Paper citation data.
Publication date.

Modular Open Source Toolkit

While pursuing a unified JSON representation, we will make a modular, reusable toolkit which we will open source for broader use.

Toolkit Components:

Scraping scripts: This pulls raw data into a mount or folder.
Parsing scripts: Likely dataset conditional parsers that turn raw data into passages and additional metadata. Missing metadata will be handled in the database. Varying segmentation strategies / rules are allowed. Ex., token count with overlap, sentence by sentence with overlap, passage by passage. Latex -> json.gz Write a schema with important paper metadata in the json files.
Database: Space for similar metadata across data sources. Full Text. Passages. Typed based on their segmentation strategy. Authors. Title. Citations (Of other papers). Human readable. Unique ID within this database. Citation String. Passage Embeddings (Including various types: all-mpnet-base, ada-002, MiniLM). Paper Tags (ex., Arxiv categories like Information Retrieval or Biomolecules). Source.
Database API Retrieval functions for paper data.
Embedding Service Likely Fargate / Lambda auto-scaling service.
Retrieval Service Approximate Nearest Neighbors Index w/ API
Data Sources

First Stage Data Sources

We will collect: Arxiv, Bioarxiv.

Second Stage Data Sources

In our second stage, we would like to collect: chemarxiv, Pubmed, JStor, Nature, Science, Springer, ScienceDirect, Academic Torrents, Other datasets.

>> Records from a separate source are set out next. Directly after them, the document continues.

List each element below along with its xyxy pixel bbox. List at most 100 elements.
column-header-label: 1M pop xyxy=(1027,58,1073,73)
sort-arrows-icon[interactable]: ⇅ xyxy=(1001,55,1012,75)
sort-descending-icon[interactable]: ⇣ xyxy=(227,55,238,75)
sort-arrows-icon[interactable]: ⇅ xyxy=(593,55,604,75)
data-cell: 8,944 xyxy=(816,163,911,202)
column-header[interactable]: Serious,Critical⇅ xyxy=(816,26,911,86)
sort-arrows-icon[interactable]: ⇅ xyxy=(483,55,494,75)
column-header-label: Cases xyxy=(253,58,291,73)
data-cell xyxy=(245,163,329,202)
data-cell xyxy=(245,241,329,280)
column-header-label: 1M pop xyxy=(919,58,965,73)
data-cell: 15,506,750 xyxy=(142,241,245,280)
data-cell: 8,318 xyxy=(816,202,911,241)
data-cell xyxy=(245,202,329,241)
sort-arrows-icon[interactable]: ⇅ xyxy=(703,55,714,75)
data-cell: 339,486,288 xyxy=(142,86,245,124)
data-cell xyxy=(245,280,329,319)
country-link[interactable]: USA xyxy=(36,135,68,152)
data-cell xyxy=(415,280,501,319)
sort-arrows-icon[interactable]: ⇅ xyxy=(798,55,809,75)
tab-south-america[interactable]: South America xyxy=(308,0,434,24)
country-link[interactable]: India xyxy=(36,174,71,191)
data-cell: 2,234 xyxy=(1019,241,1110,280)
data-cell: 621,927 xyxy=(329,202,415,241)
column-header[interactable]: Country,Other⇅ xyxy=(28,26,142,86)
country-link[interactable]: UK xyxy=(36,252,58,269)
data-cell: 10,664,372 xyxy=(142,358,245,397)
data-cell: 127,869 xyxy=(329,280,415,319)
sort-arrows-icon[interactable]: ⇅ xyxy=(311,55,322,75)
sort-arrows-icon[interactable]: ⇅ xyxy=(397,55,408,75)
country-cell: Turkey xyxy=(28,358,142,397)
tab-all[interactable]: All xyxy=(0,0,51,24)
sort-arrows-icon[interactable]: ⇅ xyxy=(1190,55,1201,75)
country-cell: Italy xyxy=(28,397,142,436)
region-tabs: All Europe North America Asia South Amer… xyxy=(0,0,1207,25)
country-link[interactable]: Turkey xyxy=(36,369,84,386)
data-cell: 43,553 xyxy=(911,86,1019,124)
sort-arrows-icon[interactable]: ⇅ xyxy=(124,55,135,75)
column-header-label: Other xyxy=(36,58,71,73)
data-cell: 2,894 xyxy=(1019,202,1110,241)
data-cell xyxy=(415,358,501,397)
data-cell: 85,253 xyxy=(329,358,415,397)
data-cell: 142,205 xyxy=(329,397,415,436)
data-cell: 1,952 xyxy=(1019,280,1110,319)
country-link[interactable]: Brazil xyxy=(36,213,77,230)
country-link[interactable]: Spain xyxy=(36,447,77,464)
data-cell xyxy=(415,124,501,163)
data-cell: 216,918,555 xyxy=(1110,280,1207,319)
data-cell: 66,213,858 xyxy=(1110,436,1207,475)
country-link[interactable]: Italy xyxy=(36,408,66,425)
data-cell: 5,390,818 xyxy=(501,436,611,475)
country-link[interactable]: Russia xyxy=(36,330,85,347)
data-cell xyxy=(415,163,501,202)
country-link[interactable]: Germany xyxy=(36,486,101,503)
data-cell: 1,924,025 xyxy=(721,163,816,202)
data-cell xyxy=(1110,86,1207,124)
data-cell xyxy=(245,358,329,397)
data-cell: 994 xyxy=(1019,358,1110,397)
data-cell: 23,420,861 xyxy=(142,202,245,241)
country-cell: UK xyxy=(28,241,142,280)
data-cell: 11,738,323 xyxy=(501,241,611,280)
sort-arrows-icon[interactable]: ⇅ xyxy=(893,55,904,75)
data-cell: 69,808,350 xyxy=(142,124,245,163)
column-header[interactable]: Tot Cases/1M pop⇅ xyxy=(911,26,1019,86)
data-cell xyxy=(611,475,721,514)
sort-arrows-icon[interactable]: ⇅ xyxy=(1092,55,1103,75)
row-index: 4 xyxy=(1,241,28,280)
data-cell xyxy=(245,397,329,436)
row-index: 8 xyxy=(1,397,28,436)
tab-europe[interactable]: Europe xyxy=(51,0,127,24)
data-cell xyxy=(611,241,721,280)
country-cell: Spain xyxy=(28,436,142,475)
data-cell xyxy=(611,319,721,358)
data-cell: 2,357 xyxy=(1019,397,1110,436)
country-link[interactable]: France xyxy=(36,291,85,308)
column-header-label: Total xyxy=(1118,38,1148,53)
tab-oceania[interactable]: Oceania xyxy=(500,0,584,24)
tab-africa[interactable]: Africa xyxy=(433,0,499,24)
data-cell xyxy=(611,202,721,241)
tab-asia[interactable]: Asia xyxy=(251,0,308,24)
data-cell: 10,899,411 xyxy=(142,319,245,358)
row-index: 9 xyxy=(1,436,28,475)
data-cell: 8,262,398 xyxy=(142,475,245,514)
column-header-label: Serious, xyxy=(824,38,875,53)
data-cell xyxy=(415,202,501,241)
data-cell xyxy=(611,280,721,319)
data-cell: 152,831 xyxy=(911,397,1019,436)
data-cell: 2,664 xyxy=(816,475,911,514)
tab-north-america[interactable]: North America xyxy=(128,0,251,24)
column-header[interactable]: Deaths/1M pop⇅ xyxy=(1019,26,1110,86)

Existing Relevant Tools and Companies

Semantic Scholar, Elicit, OpenSyllabus, sCite, Kaggle, Galactica, Metaphor, Alexandria Embeddings, Connected Papers

Examples of knowledge generation:

Deep Learning Guided Discovery of an antibiotic targeting Acinetobacter baumannii Discovering New Interpretable Conservation Laws as Sparse Invariants

Resources:

Alexandria Embeddings (https://huggingface.co/datasets/macrocosm/arxiv_abstracts), Arxiv sanity lite (https://arxiv-sanity-lite.com/), ArxivGen (http://arxivgen.com/), TXYZ (https://txyz.ai/)

Legal Disclaimers

On Research Data IP: We do not store the exact text of research data. We store code that allows users to download and transform data in to a useful format. We store only embeddings of research data, and processes for using those embeddings for search.